Without Dennis Ritchie, there would be no Jobs

Joshua Judson Rosen rozzin at geekspace.com
Wed Oct 26 00:49:52 EDT 2011


Randy Edwards <redwards at golgotha.net> writes:
>
> > After rms's statement on Jobs[1] (which I basically agreed with), I was
> > a little surprised there wasn't one for Ritchie.
> 
>    Good point. I thought rms gave enough of the appropriate disclaimers about 
> Jobs' death to make his point with the appropriate amount of taste. That ZDNet 
> article obviously felt otherwise because they couldn't resist a slam on 
> Stallman.
> 
>    Perhaps with Ritchie's passing rms felt he'd caught enough heat about 
> commenting about people when they die?

I just figured it's that rms' "Political Notes and News items"
page is a `political blog'--if the title didn't give it away,
most (all?) of the notices there seem to be attempts at motivating
people to action on some issue. Maybe dmr just wasn't of much
*political* significance near the end of his life? I'm not
expecting to see a post there about McCarthy, either--
even though there would be no Emacs or Guile without him....
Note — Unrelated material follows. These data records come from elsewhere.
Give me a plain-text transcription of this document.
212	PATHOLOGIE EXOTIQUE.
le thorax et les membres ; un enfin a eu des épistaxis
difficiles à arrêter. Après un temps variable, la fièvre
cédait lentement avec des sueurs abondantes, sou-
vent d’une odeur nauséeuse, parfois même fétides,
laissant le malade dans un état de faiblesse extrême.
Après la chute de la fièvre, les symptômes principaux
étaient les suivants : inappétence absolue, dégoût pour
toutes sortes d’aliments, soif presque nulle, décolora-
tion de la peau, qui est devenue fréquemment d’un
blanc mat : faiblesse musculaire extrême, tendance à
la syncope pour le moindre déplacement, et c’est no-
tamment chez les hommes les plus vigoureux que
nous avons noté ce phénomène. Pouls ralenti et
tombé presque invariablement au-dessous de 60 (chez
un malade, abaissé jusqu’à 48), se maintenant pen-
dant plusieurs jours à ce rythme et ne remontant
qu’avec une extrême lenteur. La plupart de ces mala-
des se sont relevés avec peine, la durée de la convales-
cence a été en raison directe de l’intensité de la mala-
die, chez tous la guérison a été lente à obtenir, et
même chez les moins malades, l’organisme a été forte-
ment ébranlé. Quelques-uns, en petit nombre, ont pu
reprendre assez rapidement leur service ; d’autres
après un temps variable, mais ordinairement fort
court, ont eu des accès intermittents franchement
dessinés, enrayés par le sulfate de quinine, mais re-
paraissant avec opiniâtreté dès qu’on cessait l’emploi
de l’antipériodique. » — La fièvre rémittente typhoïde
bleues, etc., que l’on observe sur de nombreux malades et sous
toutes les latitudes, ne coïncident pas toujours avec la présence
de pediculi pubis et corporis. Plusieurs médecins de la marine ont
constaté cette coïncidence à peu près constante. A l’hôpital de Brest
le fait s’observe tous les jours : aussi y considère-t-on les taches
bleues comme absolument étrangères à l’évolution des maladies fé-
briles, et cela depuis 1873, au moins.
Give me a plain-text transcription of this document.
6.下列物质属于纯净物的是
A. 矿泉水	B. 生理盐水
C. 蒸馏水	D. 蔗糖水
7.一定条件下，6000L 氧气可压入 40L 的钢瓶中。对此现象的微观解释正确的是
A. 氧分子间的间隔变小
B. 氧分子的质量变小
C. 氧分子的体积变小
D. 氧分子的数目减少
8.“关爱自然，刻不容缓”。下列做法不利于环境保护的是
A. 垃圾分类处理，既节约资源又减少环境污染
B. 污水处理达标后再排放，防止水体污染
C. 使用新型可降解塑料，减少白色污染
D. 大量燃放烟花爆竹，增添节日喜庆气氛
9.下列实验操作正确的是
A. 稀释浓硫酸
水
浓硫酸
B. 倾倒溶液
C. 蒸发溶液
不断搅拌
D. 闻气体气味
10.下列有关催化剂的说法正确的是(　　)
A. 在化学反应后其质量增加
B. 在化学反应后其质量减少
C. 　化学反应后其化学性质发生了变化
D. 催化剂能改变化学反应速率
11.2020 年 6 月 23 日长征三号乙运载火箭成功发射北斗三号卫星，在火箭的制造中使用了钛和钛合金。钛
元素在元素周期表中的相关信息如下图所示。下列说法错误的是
As for why rms *did* comment on Jobs' death: I found this
NY Times piece, `Against Nostalgia':

    http://www.nytimes.com/2011/10/06/opinion/jobs-looked-to-the-future.html

... via esr's blog:

    http://esr.ibiblio.org/?p=3790


I thought those helped explain it, if rms was too laconic.


-- 
"Don't be afraid to ask (λf.((λx.xx) (λr.f(rr))))."